The second step is to migrate the database. Make sure that the migration script is the same version as the deployed cBioPortal website. It is recommended to first test the migration script manually line-by-line in a copy of the existing database. This will catch any data-related bugs that might not be captured by the python migration script. After testing is successful, migrate the production databases following these steps here.

These are all cBioPortal databases and their locations:

Website Database Location
cbioportal.mskcc.org cgds_gdac pipelines
cbioportal.org cgds_public AWS
genie.cbioportal.org cgds_genie AWS
triage.cbioportal.org cgds_triage pipelines

To obtain information such as usernames, passwords, hostnames - ask Avery, Angelica, Rob, Manda, and Ino.

# Updating Importers/Data Fetchers

Importers (code found here) and data fetchers (code found here) use code from the cBioPortal codebase. The cbioportal dependency is packaged with the genome-nexus-annotation-pipeline and specified in the pipelines importer pom.

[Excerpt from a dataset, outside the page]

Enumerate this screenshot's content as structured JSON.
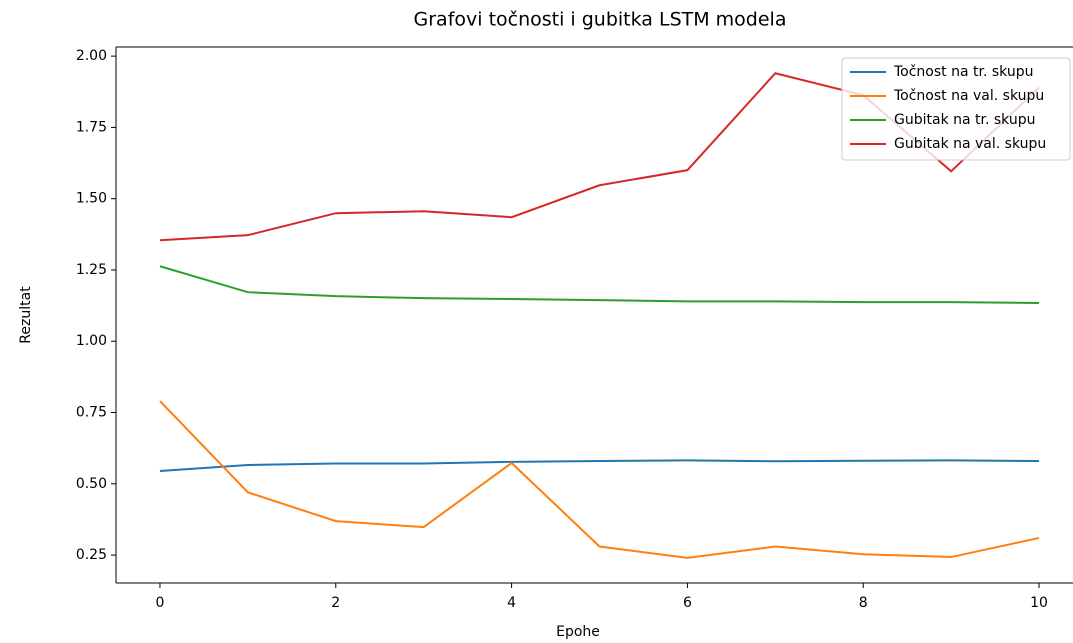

The following steps are used during releases/updates to build new importers with the most-up-to-date cBioPortal and genome-nexus-annotation-pipeline code. All steps should be performed on the pipelines machine.

  1. Set the jitpack hash here in the genome-nexus-annotation-pipeline codebase to the most recent cbioportal/cbioportal commit hash in master.

  2. Merge this change into genome-nexus-annotation-pipeline/master.

  3. Set the commit hash here in the pipelines codebase to the most most recent genome-nexus/genome-nexus-annotation-pipeline commit hash (after merge specfied in step 2). Also ensure the db version in the pom here matches the db schema version in the cbioportal codebase.

  4. Merge this change into pipelines/master.

  5. Set the commit hash here in the cmo-pipelines codebase to the most recent genome-nexus/genome-nexus-annotation-pipeline commit hash (after merge specified in step 2)

  6. Merge this change into cmo-pipelines/master

  7. Run the deployment wrapper script. See details here.

  8. Verify new importers/data fetchers have been placed in /data/portal-cron/lib by checking timestamps.

ls -tlra /data/portal-cron/lib

# Deployment Script

The wrapper script is found on pipelines here: /data/portal-cron/git-repos/pipelines-configuration/build-importer-jars/buildproductionjars.sh.

Run git pull to pull in any updates to the build script.

The wrapper script takes two arguments:

  1. --cbioportal-git-hash (required): Set to the cBioPortal commit hash being used in the pipelines build (hash specified in step 1 of updating importers). This must match because the build copies out resource files (e.g application-context-business.xml) from the cbioportal codebase.
  2. --skip-deployment (optional): Set to true to skip auto-deployment to /data/portal-cron/lib. Built jars will be found in /data/portal-cron/git-repos/pipelines-configuration/build-importer-jars/ and can be be manually moved.

The wrapper script will automatically backup the importers/data-fetchers to /data/portal-cron/lib/backup.